Fans, not advertisers, are the true bread and butter of TV shows. That we are treated so disrespectfully by the networks is unforgivable. Hollywood needs to step up and make it right.

I've lost countless shows that I thoroughly enjoyed, and now, in my mind's eye, I just keep seeing poor Jim lying there, writhing and bloodied on the floor of the newly-acquired home that he and Callie were to share, and I want to know who shot him and what the outcome will be.

That I'm still thinking about this many days after the cancellation announcement makes me wonder if such lack of closure is even good for a body's health. I wonder if psychiatrists or therapists could shed some light on what such thoughtless behavior by the networks really does to the viewers. I think it's a safe bet that the unhappiness of not knowing what happens to favorite characters is a trigger for a lot of unpleasant feelings. After all, anything that stays on your mind in a disagreeable way can be unhealthy.

It's true that in the broader scheme of things, the airing of any particular TV show isn't the least bit monumental, but that doesn't mean that the networks' behavior doesn't matter. Sure, I will get over the loss of The Glades, but not before frustration, anger, and sadness from the lack of "series resolution" makes me unhappy. The truth is that none of us should have to mourn the loss of a favorite show simply because we enjoyed that show enough to be loyal to it. The networks are responsible. Maybe it's time they actually took some responsibility.

According to their web site, "The Academy of Television Arts and Sciences is a nonprofit organization devoted to the advancement of telecommunication arts and sciences and to fostering creative leadership in the telecommunication industry." Well perhaps, it's time for some of that "creative leadership" to do more than just hand out Emmys. Perhaps it is time that the organization actually flexes its influence in whatever capacity it can to affect a positive change about how shows are canceled. It's time to address the desires of the very people who keep the industry alive...the TV viewers.
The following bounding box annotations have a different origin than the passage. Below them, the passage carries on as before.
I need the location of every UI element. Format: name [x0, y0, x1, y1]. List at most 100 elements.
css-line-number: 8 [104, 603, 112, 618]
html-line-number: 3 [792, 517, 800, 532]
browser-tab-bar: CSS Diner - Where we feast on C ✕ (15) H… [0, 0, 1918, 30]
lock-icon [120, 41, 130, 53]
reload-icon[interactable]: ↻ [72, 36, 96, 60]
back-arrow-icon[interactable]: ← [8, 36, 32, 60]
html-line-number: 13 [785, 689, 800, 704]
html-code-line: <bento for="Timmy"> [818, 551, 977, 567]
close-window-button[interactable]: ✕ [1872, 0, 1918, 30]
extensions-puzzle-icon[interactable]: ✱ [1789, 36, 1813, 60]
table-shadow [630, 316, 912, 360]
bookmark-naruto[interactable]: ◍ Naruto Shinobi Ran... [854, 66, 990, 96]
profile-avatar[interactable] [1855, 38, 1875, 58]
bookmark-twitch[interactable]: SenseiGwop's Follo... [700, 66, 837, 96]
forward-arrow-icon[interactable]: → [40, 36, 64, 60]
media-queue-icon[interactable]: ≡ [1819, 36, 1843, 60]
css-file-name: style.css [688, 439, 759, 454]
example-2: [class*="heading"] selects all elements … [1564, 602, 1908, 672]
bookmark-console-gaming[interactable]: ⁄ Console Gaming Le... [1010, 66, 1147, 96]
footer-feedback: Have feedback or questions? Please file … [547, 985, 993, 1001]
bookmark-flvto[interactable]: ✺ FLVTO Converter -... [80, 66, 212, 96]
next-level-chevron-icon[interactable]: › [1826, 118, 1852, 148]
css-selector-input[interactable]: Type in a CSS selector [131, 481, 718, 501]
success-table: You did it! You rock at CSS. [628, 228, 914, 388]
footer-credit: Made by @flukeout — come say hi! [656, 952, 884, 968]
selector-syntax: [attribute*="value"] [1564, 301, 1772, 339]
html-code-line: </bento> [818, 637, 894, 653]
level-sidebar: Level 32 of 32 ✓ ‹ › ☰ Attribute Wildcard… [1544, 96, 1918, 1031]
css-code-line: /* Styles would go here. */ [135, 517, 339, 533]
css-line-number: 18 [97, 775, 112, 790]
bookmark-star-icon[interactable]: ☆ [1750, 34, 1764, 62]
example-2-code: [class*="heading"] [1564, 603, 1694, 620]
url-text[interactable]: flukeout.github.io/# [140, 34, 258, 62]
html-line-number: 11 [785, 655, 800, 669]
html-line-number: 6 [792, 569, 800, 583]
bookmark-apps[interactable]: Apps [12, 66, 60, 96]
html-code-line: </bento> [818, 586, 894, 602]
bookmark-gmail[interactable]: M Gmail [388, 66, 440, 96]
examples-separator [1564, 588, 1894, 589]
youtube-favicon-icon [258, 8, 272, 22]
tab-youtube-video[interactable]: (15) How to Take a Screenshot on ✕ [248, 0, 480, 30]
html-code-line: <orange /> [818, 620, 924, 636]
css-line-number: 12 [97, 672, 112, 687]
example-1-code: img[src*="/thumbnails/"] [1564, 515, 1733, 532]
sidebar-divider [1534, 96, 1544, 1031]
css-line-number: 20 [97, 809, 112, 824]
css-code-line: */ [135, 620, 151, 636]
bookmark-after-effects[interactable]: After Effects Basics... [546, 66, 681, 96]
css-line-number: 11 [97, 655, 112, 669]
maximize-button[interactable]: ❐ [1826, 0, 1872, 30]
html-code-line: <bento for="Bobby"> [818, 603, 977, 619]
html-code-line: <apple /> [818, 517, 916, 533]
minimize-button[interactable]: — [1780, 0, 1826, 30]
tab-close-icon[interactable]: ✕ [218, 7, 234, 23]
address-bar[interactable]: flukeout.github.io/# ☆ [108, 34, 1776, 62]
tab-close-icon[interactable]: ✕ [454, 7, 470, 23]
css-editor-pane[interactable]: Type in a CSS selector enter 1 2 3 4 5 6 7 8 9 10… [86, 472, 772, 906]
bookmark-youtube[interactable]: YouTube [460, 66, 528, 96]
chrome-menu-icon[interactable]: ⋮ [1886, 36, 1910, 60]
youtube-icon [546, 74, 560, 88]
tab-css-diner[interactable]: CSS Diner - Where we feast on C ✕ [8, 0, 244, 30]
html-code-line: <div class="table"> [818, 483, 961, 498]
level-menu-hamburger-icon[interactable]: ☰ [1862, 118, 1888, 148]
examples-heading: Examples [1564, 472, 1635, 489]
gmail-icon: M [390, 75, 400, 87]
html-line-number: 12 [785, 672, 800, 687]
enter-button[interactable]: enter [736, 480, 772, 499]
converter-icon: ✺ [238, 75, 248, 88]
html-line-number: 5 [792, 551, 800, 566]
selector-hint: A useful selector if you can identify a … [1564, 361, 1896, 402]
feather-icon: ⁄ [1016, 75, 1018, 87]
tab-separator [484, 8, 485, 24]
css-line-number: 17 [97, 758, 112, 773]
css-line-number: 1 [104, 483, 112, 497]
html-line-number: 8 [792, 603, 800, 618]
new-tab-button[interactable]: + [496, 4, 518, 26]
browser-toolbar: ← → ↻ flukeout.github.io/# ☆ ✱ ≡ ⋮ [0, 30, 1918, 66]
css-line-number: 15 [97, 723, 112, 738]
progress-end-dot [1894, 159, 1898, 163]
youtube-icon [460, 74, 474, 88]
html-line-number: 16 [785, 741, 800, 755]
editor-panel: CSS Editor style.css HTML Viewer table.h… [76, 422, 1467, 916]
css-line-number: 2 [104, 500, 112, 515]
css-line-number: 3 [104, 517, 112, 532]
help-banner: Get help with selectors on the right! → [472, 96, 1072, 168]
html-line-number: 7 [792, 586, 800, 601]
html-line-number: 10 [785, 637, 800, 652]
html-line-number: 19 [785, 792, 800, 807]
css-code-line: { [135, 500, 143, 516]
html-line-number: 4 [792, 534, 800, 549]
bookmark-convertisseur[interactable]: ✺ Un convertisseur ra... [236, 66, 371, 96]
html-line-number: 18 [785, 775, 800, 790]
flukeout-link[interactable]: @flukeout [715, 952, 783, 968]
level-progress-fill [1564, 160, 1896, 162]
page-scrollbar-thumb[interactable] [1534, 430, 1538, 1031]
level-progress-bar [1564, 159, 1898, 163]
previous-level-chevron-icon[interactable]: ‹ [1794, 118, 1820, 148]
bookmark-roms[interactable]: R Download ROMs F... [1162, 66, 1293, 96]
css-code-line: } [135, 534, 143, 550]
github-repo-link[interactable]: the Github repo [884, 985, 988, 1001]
A "Plus 2" rule is a simple fix. It would benefit every single fan of every single show, and more importantly, it just might make trigger-happy network execs think before acting. Getting them to think of the viewers, and not just of the pennies in their coffers, probably won't happen, but one can dare to dream. Yet, regardless of whether or not network executives will ever discover what it feels like to take the interests of the fans to heart during decision making, the "Plus 2" rule should apply. Fair is fair. The cost of the extra two episodes should simply be a part of doing business for any network, and those networks need to suck it up and play fair with the viewers.

A&E may be the target of my personal displeasure right now, but they are no different than all of the other networks. They've all exhibited the same callous behavior, and they will all continue to do so, unless something changes. But if we remain silent, we are culpable in our own misery, so I loudly protest those awful unresolved cliffhangers.

I'm going to miss The Glades, and that's a fact. But I would miss it a whole lot less if someone first scraped poor Jim off the floor, saved his life, and wrapped up the storylines of all of the show's main characters.

"Plus 2" . . . I wish it was the new reality of TV.